Pub Date: Oct. 1st, 2002
ISBN: 1-56025-378-9

English editor Zanetti, who collected celebrations of the ultimate outlaw vehicle in She's a Bad Motorcycle (2002), teams up with his filmmaking partner Hyde to present essays about another accessory of the rebel lifestyle.

Two entries from Richard Rudgely’s Encyclopedia of Psychoactive Substances set up the reader with some basic facts: “the cultural story of coca,” a plant that has played a respected role in Andean culture for thousands of years, “was radically different from that of the crass glitzy beginnings and subsequently sordid short life of its extract cocaine.” First isolated in 1860, cocaine enjoyed a few decades of positive press.

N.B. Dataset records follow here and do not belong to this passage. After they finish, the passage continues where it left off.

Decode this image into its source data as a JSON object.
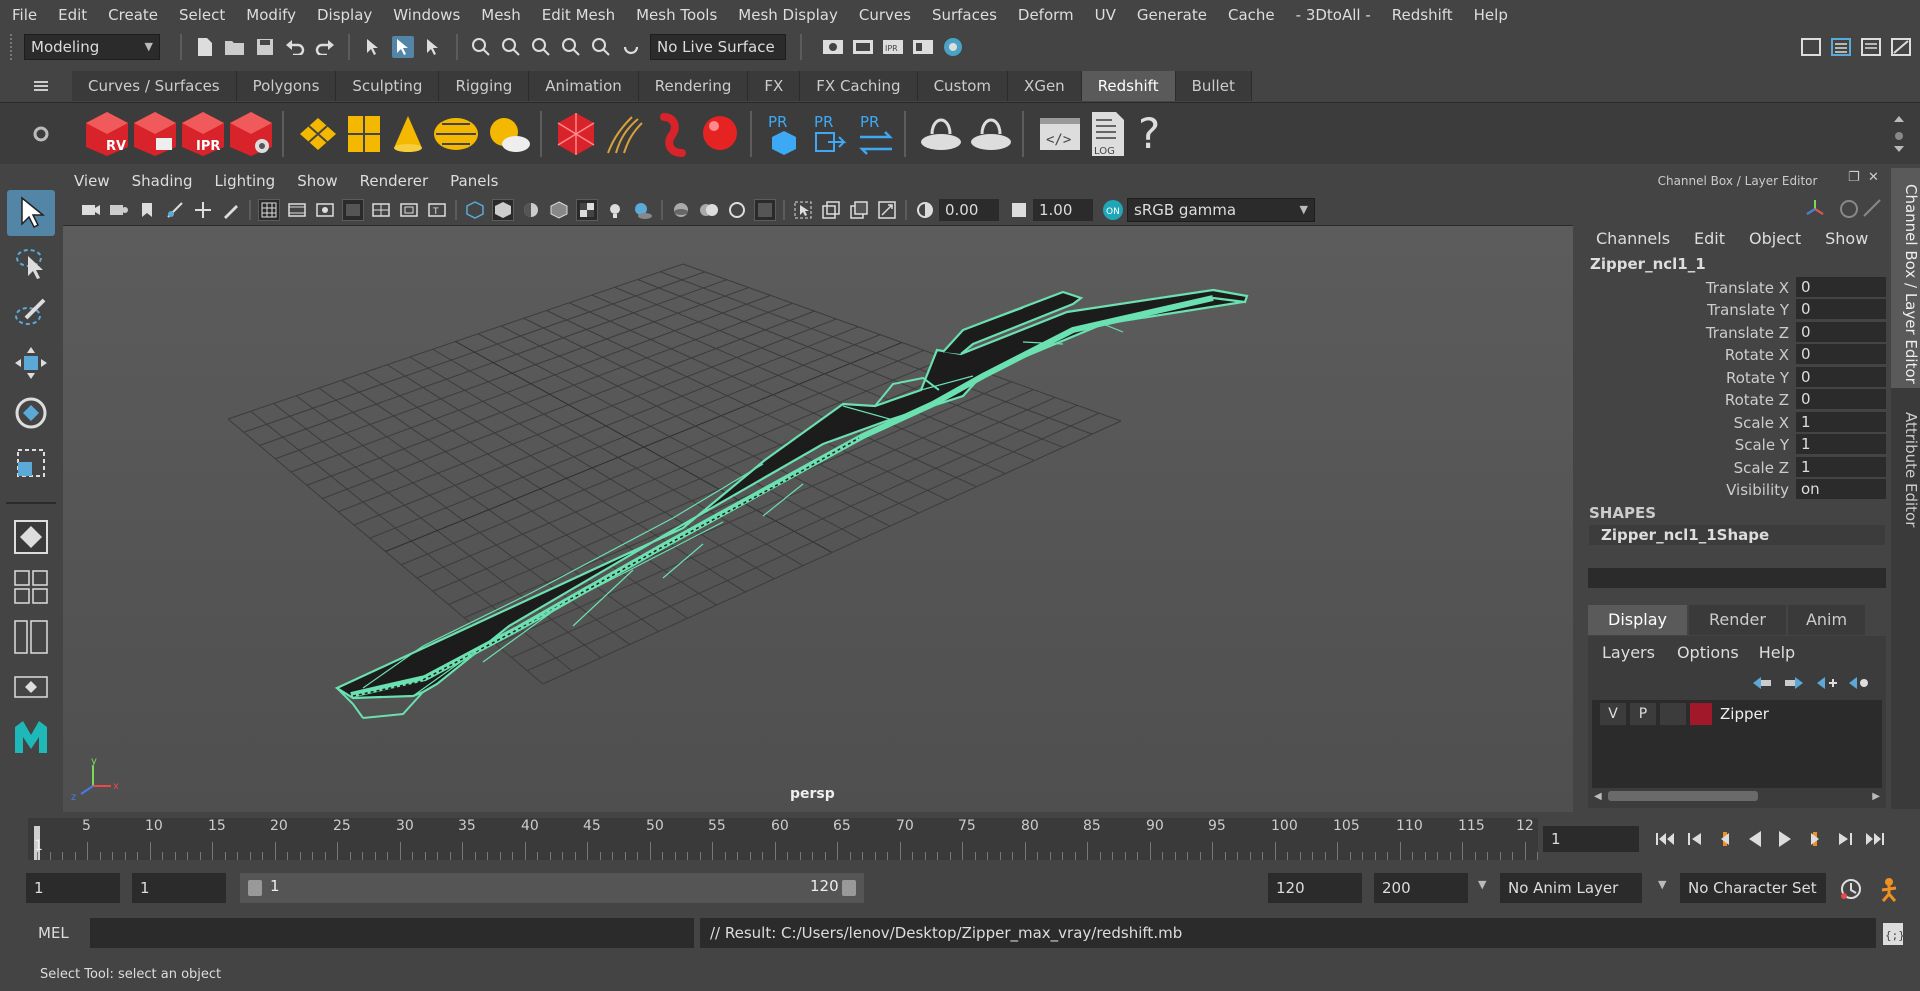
{
  "menus": [
    "File",
    "Edit",
    "Create",
    "Select",
    "Modify",
    "Display",
    "Windows",
    "Mesh",
    "Edit Mesh",
    "Mesh Tools",
    "Mesh Display",
    "Curves",
    "Surfaces",
    "Deform",
    "UV",
    "Generate",
    "Cache",
    "- 3DtoAll -",
    "Redshift",
    "Help"
  ],
  "statusline": {
    "mode": "Modeling",
    "live_surface": "No Live Surface"
  },
  "shelf_tabs": [
    "Curves / Surfaces",
    "Polygons",
    "Sculpting",
    "Rigging",
    "Animation",
    "Rendering",
    "FX",
    "FX Caching",
    "Custom",
    "XGen",
    "Redshift",
    "Bullet"
  ],
  "shelf_active_tab": "Redshift",
  "shelf_icons": {
    "rv": "RV",
    "ipr": "IPR",
    "pr": "PR",
    "log": "LOG"
  },
  "viewport": {
    "menus": [
      "View",
      "Shading",
      "Lighting",
      "Show",
      "Renderer",
      "Panels"
    ],
    "exposure": "0.00",
    "gamma": "1.00",
    "color_space": "sRGB gamma",
    "camera": "persp",
    "axis_x": "x",
    "axis_y": "y",
    "axis_z": "z"
  },
  "channel_box": {
    "title": "Channel Box / Layer Editor",
    "menus": [
      "Channels",
      "Edit",
      "Object",
      "Show"
    ],
    "object_name": "Zipper_ncl1_1",
    "channels": [
      {
        "label": "Translate X",
        "value": "0"
      },
      {
        "label": "Translate Y",
        "value": "0"
      },
      {
        "label": "Translate Z",
        "value": "0"
      },
      {
        "label": "Rotate X",
        "value": "0"
      },
      {
        "label": "Rotate Y",
        "value": "0"
      },
      {
        "label": "Rotate Z",
        "value": "0"
      },
      {
        "label": "Scale X",
        "value": "1"
      },
      {
        "label": "Scale Y",
        "value": "1"
      },
      {
        "label": "Scale Z",
        "value": "1"
      },
      {
        "label": "Visibility",
        "value": "on"
      }
    ],
    "shapes_header": "SHAPES",
    "shape_name": "Zipper_ncl1_1Shape"
  },
  "side_tabs": [
    "Channel Box / Layer Editor",
    "Attribute Editor"
  ],
  "layer_editor": {
    "tabs": [
      "Display",
      "Render",
      "Anim"
    ],
    "menus": [
      "Layers",
      "Options",
      "Help"
    ],
    "layers": [
      {
        "v": "V",
        "p": "P",
        "name": "Zipper",
        "color": "#a0182a"
      }
    ]
  },
  "timeline": {
    "ticks": [
      "1",
      "5",
      "10",
      "15",
      "20",
      "25",
      "30",
      "35",
      "40",
      "45",
      "50",
      "55",
      "60",
      "65",
      "70",
      "75",
      "80",
      "85",
      "90",
      "95",
      "100",
      "105",
      "110",
      "115",
      "12"
    ],
    "current_frame": "1"
  },
  "range": {
    "start": "1",
    "playback_start": "1",
    "range_start": "1",
    "range_end": "120",
    "playback_end": "120",
    "end": "200",
    "anim_layer": "No Anim Layer",
    "character_set": "No Character Set"
  },
  "command": {
    "language": "MEL",
    "result": "// Result: C:/Users/lenov/Desktop/Zipper_max_vray/redshift.mb"
  },
  "help_line": "Select Tool: select an object",
  "colors": {
    "accent": "#5285a6",
    "wire": "#6be0b0",
    "bg": "#444444"
  }
}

It was imbibed by Queen Victoria, carried by the first man to fly across the English Channel, and used in Coca-Cola. Sigmund Freud’s article “Über Coca” displays the generally favorable attitude typical of those years, relating the doctor's personal experiences and outlining cocaine's uses in treating disorders ranging from digestive problems to alcohol and morphine addiction. From there we move through some less enthusiastic texts, including Arthur Conan Doyle’s account of Sherlock Holmes craving the drug’s stimulation from “The Sign of the Four” and Aleister Crowley’s story of drug-fueled debauchery in Paris (“Au Pays de Cocaine”). Then the editors let the veil drop completely. William Burroughs gets creepy with “Coke Bugs,” Charles Nicholls recounts a drug deal gone decidedly wrong in “A Night with Captain Cocaine,” and in an excerpt from his autobiography, Miles Davis recalls being so paranoid when coked up that he regularly looked for people hiding under the radiator. Hollywood is also well represented, with desperate accounts by Julia Phillips and Carrie Fisher, among others; bad boys Brett Easton Ellis and Jay McInerney turn up as a matter of course; and Stephen King provides the single breath of air in the oppressive atmosphere with a three-page account of how he kicked his addiction.

Evidence that cocaine has provided a lot of good writers with some very ugly experiences.